California Governor Gray Davis has received $500,000 from the logging industry since he took office. In turn, Davis ensured that the California Board of Forestry is stacked with industry representatives. His appointments include a top executive of Sierra Pacific Industries, an executive of Simpson Timber Company, the president of a consulting company that works for numerous logging companies, and the president of a company that works for Palco.

Influence is not the only thing purchased by big business. The logging industry benefits from a program of corporate welfare that has taxpayers picking up their costs of doing business.

Under the U.S. Forest Service timber program, logging companies are subsidized to build roads to cut and remove timber. Taxpayers are shelling out over $31 million a year for environmentally destructive roads that cause soil erosion, water pollution and disruption of wildlife. Humboldt County has a seven million-dollar road repair bill, due to logging trucks and flooding.

U.S. Forest Service commodity timber sales provide timber to logging companies below cost. Private timber companies end up paying $5 per tree for timber taken from public lands. The federal timber sales program actually loses money because the amount timber companies pay for the wood does not even cover the government's costs. The program resulted in a $111 million net loss to taxpayers in 1997 and has damaged many old growth forests and wildlife habitats in the process.

One other notable prize the timber industry's political largesse brought it was a blanket exemption from regulation under the California Clean Water Act starting in 1987. Since then, the Regional Water Quality Board has listed more than 85 percent of North Coast watersheds as "impaired" from sediment pollution, naming logging operations as the primary cause for degradation in every instance.

 

Anastasia

 

In order to interview Opal, a woman from occupying an 800 year old redwood named Anastasia, a climbing lesson was arranged. The trees are so tall most do not have any branches low enough to climb. Going up the tree, black, carbonized patches of burned bark were visible from the last time there was a forest fire.

At 50 feet or so the first branches appeared. The higher the branches, the more moss and lichens there were hanging off the branches, giving them a furry look.

One hundred and twenty feet above the ground, on Opal's platform, the tree that appeared as solid as a rock face from the ground was quite flexible, swaying with the breeze.

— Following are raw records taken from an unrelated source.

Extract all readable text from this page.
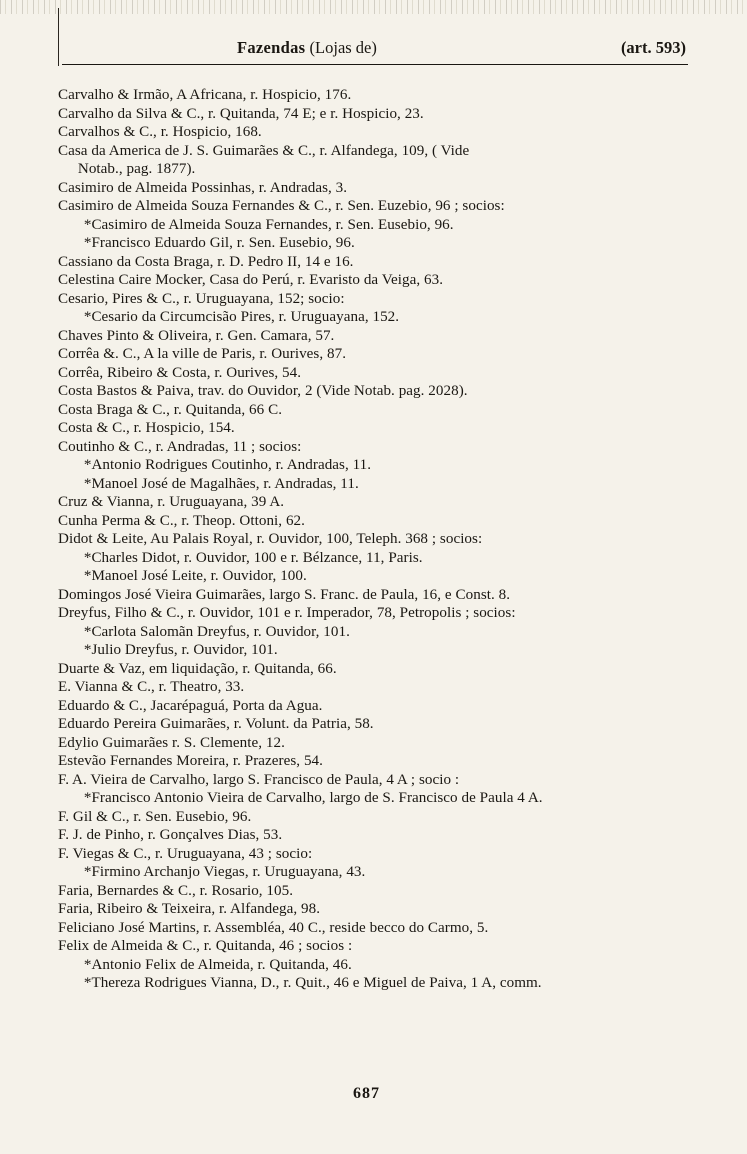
Fazendas (Lojas de)	(art. 593)
Carvalho & Irmão, A Africana, r. Hospicio, 176.
Carvalho da Silva & C., r. Quitanda, 74 E; e r. Hospicio, 23.
Carvalhos & C., r. Hospicio, 168.
Casa da America de J. S. Guimarães & C., r. Alfandega, 109, ( Vide
Notab., pag. 1877).
Casimiro de Almeida Possinhas, r. Andradas, 3.
Casimiro de Almeida Souza Fernandes & C., r. Sen. Euzebio, 96 ; socios:
*Casimiro de Almeida Souza Fernandes, r. Sen. Eusebio, 96.
*Francisco Eduardo Gil, r. Sen. Eusebio, 96.
Cassiano da Costa Braga, r. D. Pedro II, 14 e 16.
Celestina Caire Mocker, Casa do Perú, r. Evaristo da Veiga, 63.
Cesario, Pires & C., r. Uruguayana, 152; socio:
*Cesario da Circumcisão Pires, r. Uruguayana, 152.
Chaves Pinto & Oliveira, r. Gen. Camara, 57.
Corrêa &. C., A la ville de Paris, r. Ourives, 87.
Corrêa, Ribeiro & Costa, r. Ourives, 54.
Costa Bastos & Paiva, trav. do Ouvidor, 2 (Vide Notab. pag. 2028).
Costa Braga & C., r. Quitanda, 66 C.
Costa & C., r. Hospicio, 154.
Coutinho & C., r. Andradas, 11 ; socios:
*Antonio Rodrigues Coutinho, r. Andradas, 11.
*Manoel José de Magalhães, r. Andradas, 11.
Cruz & Vianna, r. Uruguayana, 39 A.
Cunha Perma & C., r. Theop. Ottoni, 62.
Didot & Leite, Au Palais Royal, r. Ouvidor, 100, Teleph. 368 ; socios:
*Charles Didot, r. Ouvidor, 100 e r. Bélzance, 11, Paris.
*Manoel José Leite, r. Ouvidor, 100.
Domingos José Vieira Guimarães, largo S. Franc. de Paula, 16, e Const. 8.
Dreyfus, Filho & C., r. Ouvidor, 101 e r. Imperador, 78, Petropolis ; socios:
*Carlota Salomãn Dreyfus, r. Ouvidor, 101.
*Julio Dreyfus, r. Ouvidor, 101.
Duarte & Vaz, em liquidação, r. Quitanda, 66.
E. Vianna & C., r. Theatro, 33.
Eduardo & C., Jacarépaguá, Porta da Agua.
Eduardo Pereira Guimarães, r. Volunt. da Patria, 58.
Edylio Guimarães r. S. Clemente, 12.
Estevão Fernandes Moreira, r. Prazeres, 54.
F. A. Vieira de Carvalho, largo S. Francisco de Paula, 4 A ; socio :
*Francisco Antonio Vieira de Carvalho, largo de S. Francisco de Paula 4 A.
F. Gil & C., r. Sen. Eusebio, 96.
F. J. de Pinho, r. Gonçalves Dias, 53.
F. Viegas & C., r. Uruguayana, 43 ; socio:
*Firmino Archanjo Viegas, r. Uruguayana, 43.
Faria, Bernardes & C., r. Rosario, 105.
Faria, Ribeiro & Teixeira, r. Alfandega, 98.
Feliciano José Martins, r. Assembléa, 40 C., reside becco do Carmo, 5.
Felix de Almeida & C., r. Quitanda, 46 ; socios :
*Antonio Felix de Almeida, r. Quitanda, 46.
*Thereza Rodrigues Vianna, D., r. Quit., 46 e Miguel de Paiva, 1 A, comm.
687
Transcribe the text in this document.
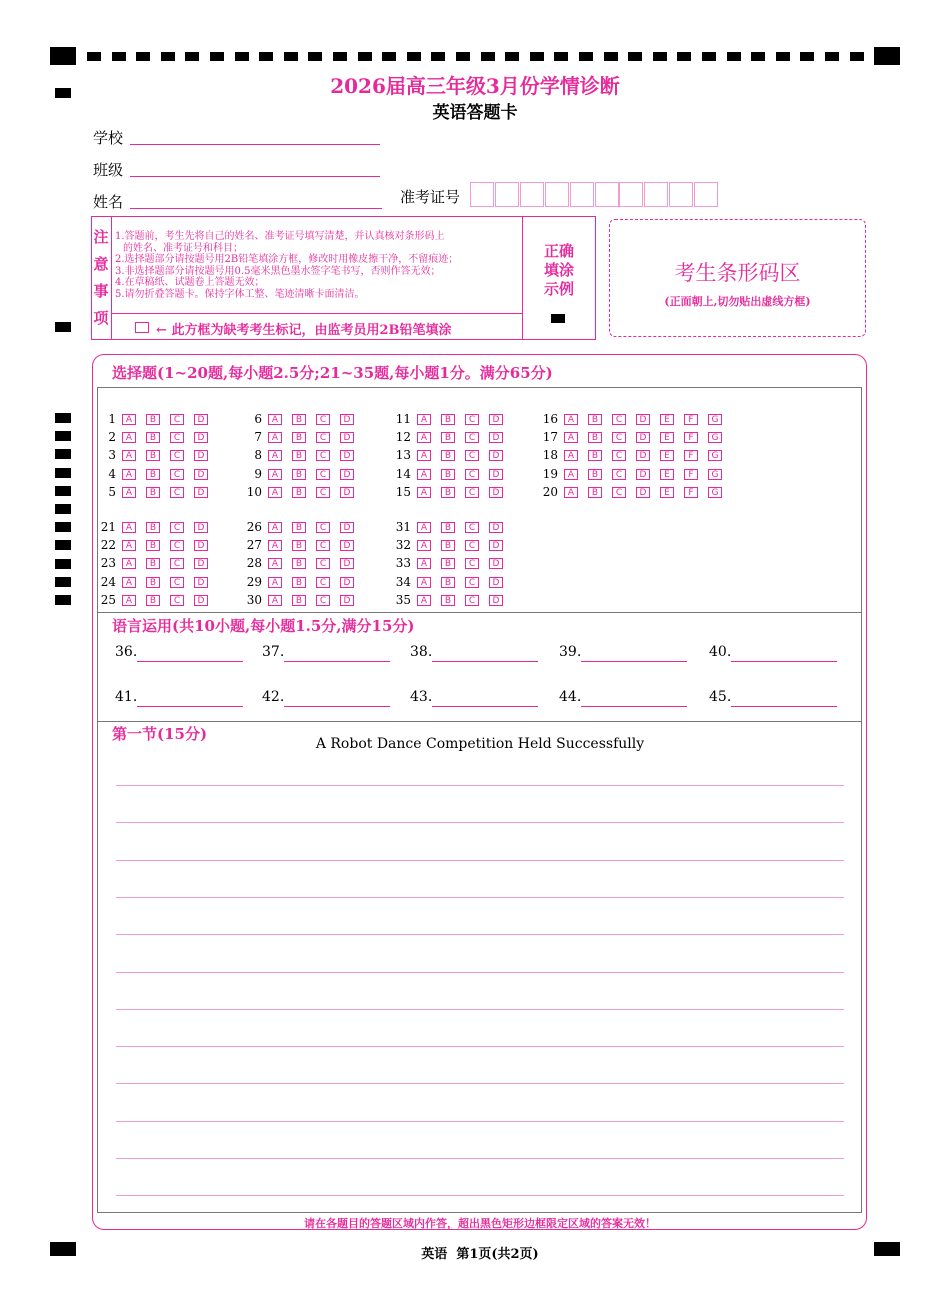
2026届高三年级3月份学情诊断
英语答题卡
学校
班级
姓名	准考证号
注
意
事
项
1.答题前，考生先将自己的姓名、准考证号填写清楚，并认真核对条形码上
的姓名、准考证号和科目；
2.选择题部分请按题号用2B铅笔填涂方框，修改时用橡皮擦干净，不留痕迹；
3.非选择题部分请按题号用0.5毫米黑色墨水签字笔书写，否则作答无效；
4.在草稿纸、试题卷上答题无效；
5.请勿折叠答题卡。保持字体工整、笔迹清晰卡面清洁。
← 此方框为缺考考生标记，由监考员用2B铅笔填涂
正确
填涂
示例
考生条形码区
(正面朝上,切勿贴出虚线方框)
选择题(1~20题,每小题2.5分;21~35题,每小题1分。满分65分)
1 A B C D
2 A B C D
3 A B C D
4 A B C D
5 A B C D
6 A B C D
7 A B C D
8 A B C D
9 A B C D
10 A B C D
11 A B C D
12 A B C D
13 A B C D
14 A B C D
15 A B C D
16 A B C D E F G
17 A B C D E F G
18 A B C D E F G
19 A B C D E F G
20 A B C D E F G
21 A B C D
22 A B C D
23 A B C D
24 A B C D
25 A B C D
26 A B C D
27 A B C D
28 A B C D
29 A B C D
30 A B C D
31 A B C D
32 A B C D
33 A B C D
34 A B C D
35 A B C D
语言运用(共10小题,每小题1.5分,满分15分)
36.	37.	38.	39.	40.
41.	42.	43.	44.	45.
第一节(15分)
A Robot Dance Competition Held Successfully
请在各题目的答题区域内作答，超出黑色矩形边框限定区域的答案无效！
英语  第1页(共2页)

She's living on a piece of plywood roped into the branches, with tarps duct taped all around like a tent hanging in midair.

There are ropes going from Anastasia attached to several nearby trees, so Opal can visit other tree sitters without touching the ground. Twenty or so tree-sits form an arboreal village, so no tree sitter feels isolated in their tree. These twenty occupied trees are all that is left of the old growth in Freshwater. Clearcuts are visible in every direction, a constant reminder to the sitters of why they're up there.

Shortly after I arrive on the platform, a Freshwater resident arrives, yells up at the platform and asks if we're hungry. Opal says sure and the woman passes up a warm veggie burrito and a thermos of eggplant soup. Opal tells me that living in the tree is not exactly catered, but it's not unusual for supporters to come by with food or a friendly word.Opal says she "just felt like I had to do something" about the logging of old growth, and so here she is.

No forest epiphanies or mystical revelations drew her to the tree. Her story is that of a concerned citizen acting directly against what she sees as degrading her community. Her interview questions remain simple, showing that it's not about the people on the ground or in the trees– it's about the forest.